# Theodore Canal 3/8/12



## auwallace (Mar 9, 2012)

Hey, first post here, long time lurker. I'm new to kayak fishing, although i've been fishing all my life and kayaking for the past ten years. It took me until recently to take advantage of my close proximity to the theodore industrial canal in mobile. I've been a handful of times recently but this is my first report. I started fishing around 12:30 pm today and immediately hooked up on a couple small trout and trash fish (croakers) using gulp minnows (watermelon). After that it went cold. I fished from the bridge to the turn around in the back with nothing more than pinfish nibbles. I made my way back past the bridge and immediately hooked up on a keeper trout under some birds near some rocks. Then I fished out towards the point in the big turn around and back with no luck until I got back to the bridge and hooked up to a nice flounder. Both the speck and the flounder were caught on 3" new penny gulp shrimp on a 1/8 jig worked slow. 

I have yet to really get into a mess of fish at the canal, i've caught a couple here and a couple there but i haven't seem to hit them at the right time yet. There was a lot of activity today but it seemed as though there weren't any big fish feeding. Here's a pick of the catch.


----------



## Flatspro (Oct 3, 2007)

Wirelessly posted

Congrats on the catch and welcome to the chaos.


----------



## Chris V (Oct 18, 2007)

Nice fish. Keep at it, the IC holds some big specks in the spring


----------



## fdavidson (Nov 8, 2010)

I saw you when I drove across the bridge this afternoon. Let me know if your looking for someone to go with ,just finished my trailer for my P.A. I live at fowl river got a couple of good spots you might like to try.


----------



## auwallace (Mar 9, 2012)

fdavidson said:


> I saw you when I drove across the bridge this afternoon. Let me know if your looking for someone to go with ,just finished my trailer for my P.A. I live at fowl river got a couple of good spots you might like to try.

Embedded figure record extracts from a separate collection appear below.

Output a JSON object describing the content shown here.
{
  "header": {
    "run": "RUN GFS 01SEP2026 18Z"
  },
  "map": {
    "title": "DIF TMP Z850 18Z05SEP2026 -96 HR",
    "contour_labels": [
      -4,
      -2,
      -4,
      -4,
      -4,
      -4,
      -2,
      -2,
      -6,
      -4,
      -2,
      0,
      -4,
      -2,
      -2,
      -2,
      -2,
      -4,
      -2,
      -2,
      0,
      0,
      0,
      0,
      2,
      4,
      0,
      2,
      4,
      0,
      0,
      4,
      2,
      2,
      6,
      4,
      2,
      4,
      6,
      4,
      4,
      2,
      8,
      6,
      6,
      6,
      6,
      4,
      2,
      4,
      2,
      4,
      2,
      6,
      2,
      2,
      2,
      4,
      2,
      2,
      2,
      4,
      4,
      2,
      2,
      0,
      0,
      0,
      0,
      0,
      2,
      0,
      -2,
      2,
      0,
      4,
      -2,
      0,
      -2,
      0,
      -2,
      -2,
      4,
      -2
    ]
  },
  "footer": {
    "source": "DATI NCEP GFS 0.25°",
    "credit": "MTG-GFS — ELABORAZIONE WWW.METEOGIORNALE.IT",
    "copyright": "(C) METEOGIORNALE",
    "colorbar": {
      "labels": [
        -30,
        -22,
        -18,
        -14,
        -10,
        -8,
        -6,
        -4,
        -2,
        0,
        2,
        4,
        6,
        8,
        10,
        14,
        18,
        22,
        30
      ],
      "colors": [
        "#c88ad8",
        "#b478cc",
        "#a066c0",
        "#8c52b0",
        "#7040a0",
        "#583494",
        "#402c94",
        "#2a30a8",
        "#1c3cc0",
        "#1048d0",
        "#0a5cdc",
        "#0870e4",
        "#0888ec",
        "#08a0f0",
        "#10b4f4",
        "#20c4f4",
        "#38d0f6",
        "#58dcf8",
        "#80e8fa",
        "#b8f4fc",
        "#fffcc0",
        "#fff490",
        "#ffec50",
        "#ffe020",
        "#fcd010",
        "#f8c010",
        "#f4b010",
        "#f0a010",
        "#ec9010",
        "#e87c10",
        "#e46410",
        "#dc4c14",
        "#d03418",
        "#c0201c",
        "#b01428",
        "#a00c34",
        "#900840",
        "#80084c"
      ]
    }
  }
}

Thanks, given the forecast for today i was surprised there were not more of us fishing this afternoon. I'm fairly familiar with west fowl river, but know little about the bay side. Although it isn't what i'm doing now I am an archaeologist and have spent time identifying many archaeological sites along west fowl river and the mississippi sound. A lot of the prehistoric shell middens make great fishing spots. However, I've mainly been fishing the canal cause i live off of hillcrest making it way too convenient.


----------



## pole squeezer (Oct 29, 2008)

I don't view a croaker as trash fish, they are the 3rd member of the drum family, and a 3 pounder can put up a good fight on light, or ultra lite tackle. Biggest one I've ever caught was 4lbs, many years ago in the bayou behind the Civitan club bld, on 2nd street in warrington. They are also pretty good eating at the table, and have saved many a bad fishing trip for me. Great looking flounder though, you're hooked on this kayak fishing now. lol


----------



## auwallace (Mar 9, 2012)

pole squeezer said:


> I don't view a croaker as trash fish, they are the 3rd member of the drum family, and a 3 pounder can put up a good fight on light, or ultra lite tackle. Biggest one I've ever caught was 4lbs, many years ago in the bayou behind the Civitan club bld, on 2nd street in warrington. They are also pretty good eating at the table, and have saved many a bad fishing trip for me. Great looking flounder though, you're hooked on this kayak fishing now. lol


had they been bull croaks i would agree, but these were of the six inch variety....holy crap a four pound croaker is a monster


----------



## pole squeezer (Oct 29, 2008)

I read you, good gulf fishing bait. Years ago, 3-4 pound croakers were plentiful. They're not now. On the east coast from Va, to Fla, bull croakers are still around in good numbers.


----------